6 Summary and outlook

This study considers the problem of selecting orders from an order bank to be produced on a mixed-model assembly line using a car sequencing approach. We described and discussed the basic master production scheduling approach and presented a simple extension as well as an enhanced approach with additional constraints. We showed that interdependencies between car sequencing rules resulted in the existence of additional implicit and dynamic sequencing constraints on models that feature more than one option.
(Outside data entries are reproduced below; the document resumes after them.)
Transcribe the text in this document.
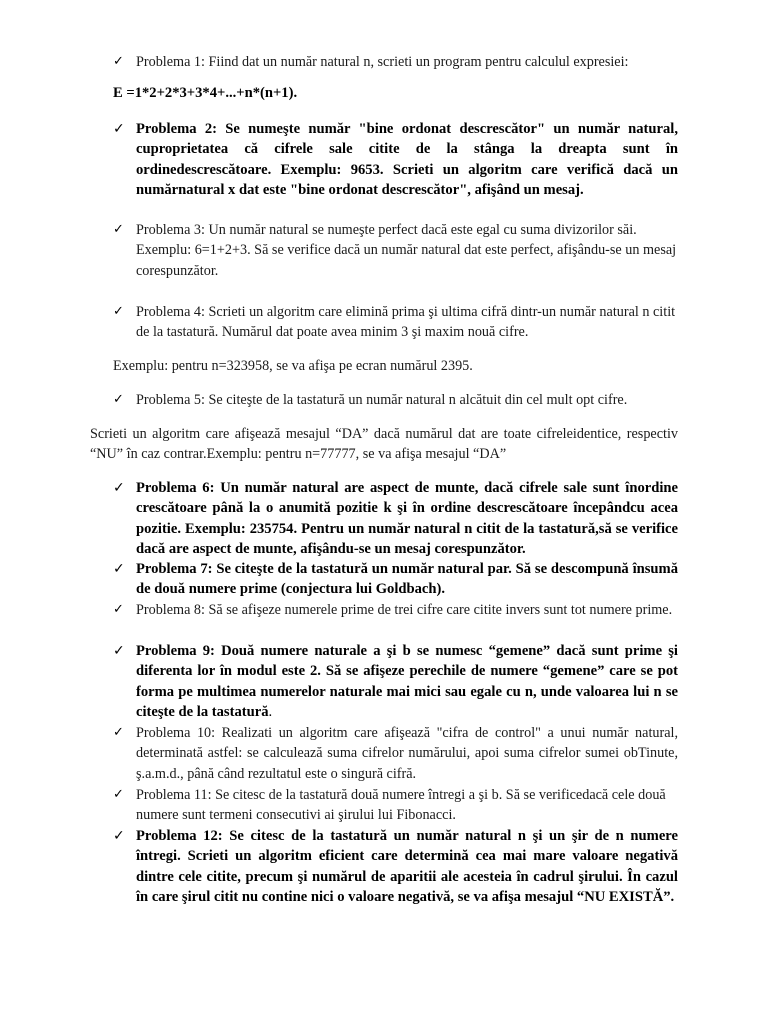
✓ Problema 1: Fiind dat un număr natural n, scrieti un program pentru calculul expresiei:
E =1*2+2*3+3*4+...+n*(n+1).
✓ Problema 2: Se numeşte număr "bine ordonat descrescător" un număr natural, cuproprietatea că cifrele sale citite de la stânga la dreapta sunt în ordinedescrescătoare. Exemplu: 9653. Scrieti un algoritm care verifică dacă un numărnatural x dat este "bine ordonat descrescător", afişând un mesaj.
✓ Problema 3: Un număr natural se numeşte perfect dacă este egal cu suma divizorilor săi. Exemplu: 6=1+2+3. Să se verifice dacă un număr natural dat este perfect, afişându-se un mesaj corespunzător.
✓ Problema 4: Scrieti un algoritm care elimină prima şi ultima cifră dintr-un număr natural n citit de la tastatură. Numărul dat poate avea minim 3 şi maxim nouă cifre.
Exemplu: pentru n=323958, se va afişa pe ecran numărul 2395.
✓ Problema 5: Se citeşte de la tastatură un număr natural n alcătuit din cel mult opt cifre.
Scrieti un algoritm care afişează mesajul “DA” dacă numărul dat are toate cifreleidentice, respectiv “NU” în caz contrar.Exemplu: pentru n=77777, se va afişa mesajul “DA”
✓ Problema 6: Un număr natural are aspect de munte, dacă cifrele sale sunt înordine crescătoare până la o anumită pozitie k şi în ordine descrescătoare începândcu acea pozitie. Exemplu: 235754. Pentru un număr natural n citit de la tastatură,să se verifice dacă are aspect de munte, afişându-se un mesaj corespunzător.
✓ Problema 7: Se citeşte de la tastatură un număr natural par. Să se descompună însumă de două numere prime (conjectura lui Goldbach).
✓ Problema 8: Să se afişeze numerele prime de trei cifre care citite invers sunt tot numere prime.
✓ Problema 9: Două numere naturale a şi b se numesc “gemene” dacă sunt prime şi diferenta lor în modul este 2. Să se afişeze perechile de numere “gemene” care se pot forma pe multimea numerelor naturale mai mici sau egale cu n, unde valoarea lui n se citeşte de la tastatură.
✓ Problema 10: Realizati un algoritm care afişează "cifra de control" a unui număr natural, determinată astfel: se calculează suma cifrelor numărului, apoi suma cifrelor sumei obTinute, ş.a.m.d., până când rezultatul este o singură cifră.
✓ Problema 11: Se citesc de la tastatură două numere întregi a şi b. Să se verificedacă cele două numere sunt termeni consecutivi ai şirului lui Fibonacci.
✓ Problema 12: Se citesc de la tastatură un număr natural n şi un şir de n numere întregi. Scrieti un algoritm eficient care determină cea mai mare valoare negativă dintre cele citite, precum şi numărul de aparitii ale acesteia în cadrul şirului. În cazul în care şirul citit nu contine nici o valoare negativă, se va afişa mesajul “NU EXISTĂ”.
In the case of two options, we derived linear inequalities that fully represent these implicit constraints in the master production scheduling step and presented a generalized modification to the basic master production scheduling model. In numerical studies, we compare the standard basic approach with a simple extension and an enhanced approach. Compared to the basic approach, our simple extension approach caused fewer violations in the sequencing step for most instances. The two approaches cause nearly the same number of violations if the utilization rate approaches 100% for all options. The enhanced approach outperformed the basic approach in each of the experiments. Compared to our simple extension approach, we showed that for up to six options, the implicit constraints in the master production scheduling step can cause a significantly lower number of violations in the sequencing step. Especially for options that are mutually exclusive or conditional, an integration of interdependencies leads to a significant reduction in violations. Another advantage is the early anticipation of the sequencing step, such that it can be recognized that not all orders can be scheduled. Consequently, the decision-maker can react during the scheduling step.

For practical applications, the presented inequalities should be derived for hard sequencing rules, as these must be strictly met during the sequencing step as it may lead to a loss in the output if not met. In principle, additional soft sequencing rules can be considered in the enhanced master production scheduling approach through Inequality (6). We believe that this might reduce the number of violations of hard sequencing rules without influencing the violations of soft sequencing rules. Further research in this field may identify the potential of combining the two approaches for hard and soft sequencing rules.

Another use case of our findings should be order promising. Presently, to accept orders and allocate them to production weeks, order promising usually uses the same restrictions as the standard master production scheduling model. As shown, sequencing is insufficiently anticipated in this case. This can lead to order pools that cannot be completely allocated to periods with improved sequencing anticipation in the master production scheduling step. The assurance that orders can be sequenced already in the promising step can thus ensure the assignment to periods and thus lead to an overall reduction in deviation costs in the master production step, which would arise if orders had to be postponed to earlier or later periods. Further investigations are left for future studies.